The use of edible plants for the production and delivery of vaccine proteins could provide an economical alternative to fermentation systems. Genes encoding bacterial and viral antigens are faithfully expressed in edible tissues to form immunogenic proteins. Studies in animals and humans have shown that ingestion of transgenic plants containing vaccine proteins causes production of antigen-specific antibodies in serum and mucosal secretions. In general, the technology is limited by low expression levels for nuclear-integrated transgenes, but recent progress in plant organelle transformation shows promise for enhanced expression.
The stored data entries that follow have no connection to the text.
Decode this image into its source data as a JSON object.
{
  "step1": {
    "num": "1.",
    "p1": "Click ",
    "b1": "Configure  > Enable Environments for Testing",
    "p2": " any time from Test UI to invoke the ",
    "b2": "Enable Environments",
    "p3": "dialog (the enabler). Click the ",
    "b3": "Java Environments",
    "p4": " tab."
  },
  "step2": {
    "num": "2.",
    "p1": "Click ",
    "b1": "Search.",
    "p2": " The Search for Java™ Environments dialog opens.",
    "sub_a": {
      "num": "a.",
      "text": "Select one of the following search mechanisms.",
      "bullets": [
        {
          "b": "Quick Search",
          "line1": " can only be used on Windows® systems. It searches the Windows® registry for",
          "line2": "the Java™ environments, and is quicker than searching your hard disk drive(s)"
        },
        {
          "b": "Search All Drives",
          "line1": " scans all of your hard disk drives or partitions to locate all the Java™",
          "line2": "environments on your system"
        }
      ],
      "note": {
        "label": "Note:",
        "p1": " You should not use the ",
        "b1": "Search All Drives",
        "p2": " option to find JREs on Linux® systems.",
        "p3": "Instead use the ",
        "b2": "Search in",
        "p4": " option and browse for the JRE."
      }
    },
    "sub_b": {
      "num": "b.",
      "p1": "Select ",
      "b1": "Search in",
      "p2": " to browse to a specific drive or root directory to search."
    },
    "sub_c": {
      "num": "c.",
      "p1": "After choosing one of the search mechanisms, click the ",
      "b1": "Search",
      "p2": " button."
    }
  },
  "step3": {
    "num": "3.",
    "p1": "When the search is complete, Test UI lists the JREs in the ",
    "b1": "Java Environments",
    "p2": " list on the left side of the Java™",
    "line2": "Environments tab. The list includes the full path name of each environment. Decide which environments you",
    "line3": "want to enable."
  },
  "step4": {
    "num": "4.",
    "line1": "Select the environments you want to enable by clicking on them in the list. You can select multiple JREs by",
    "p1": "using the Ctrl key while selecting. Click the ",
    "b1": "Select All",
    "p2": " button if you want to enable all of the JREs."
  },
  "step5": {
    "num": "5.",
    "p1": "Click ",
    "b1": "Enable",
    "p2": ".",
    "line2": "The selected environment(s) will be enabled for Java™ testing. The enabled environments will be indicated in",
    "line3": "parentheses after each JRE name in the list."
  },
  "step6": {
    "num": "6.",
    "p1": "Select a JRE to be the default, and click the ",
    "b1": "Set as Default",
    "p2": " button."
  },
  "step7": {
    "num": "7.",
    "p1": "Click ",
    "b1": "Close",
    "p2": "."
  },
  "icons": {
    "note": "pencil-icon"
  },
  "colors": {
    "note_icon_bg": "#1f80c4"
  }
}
The stability and immunogenicity of orally delivered antigens vary greatly, which necessitates further study on protein engineering to enhance mucosal delivery. These issues are discussed with regard to the further development of plant-based vaccine technology. Plant-based vaccine technology, although promising, is currently limited by low expression levels, stability and immunogenicity. However, progress in plant organel transformation to increase expression levels and protein engineering to enhance mucosal delivery might resolve these problems in the near future.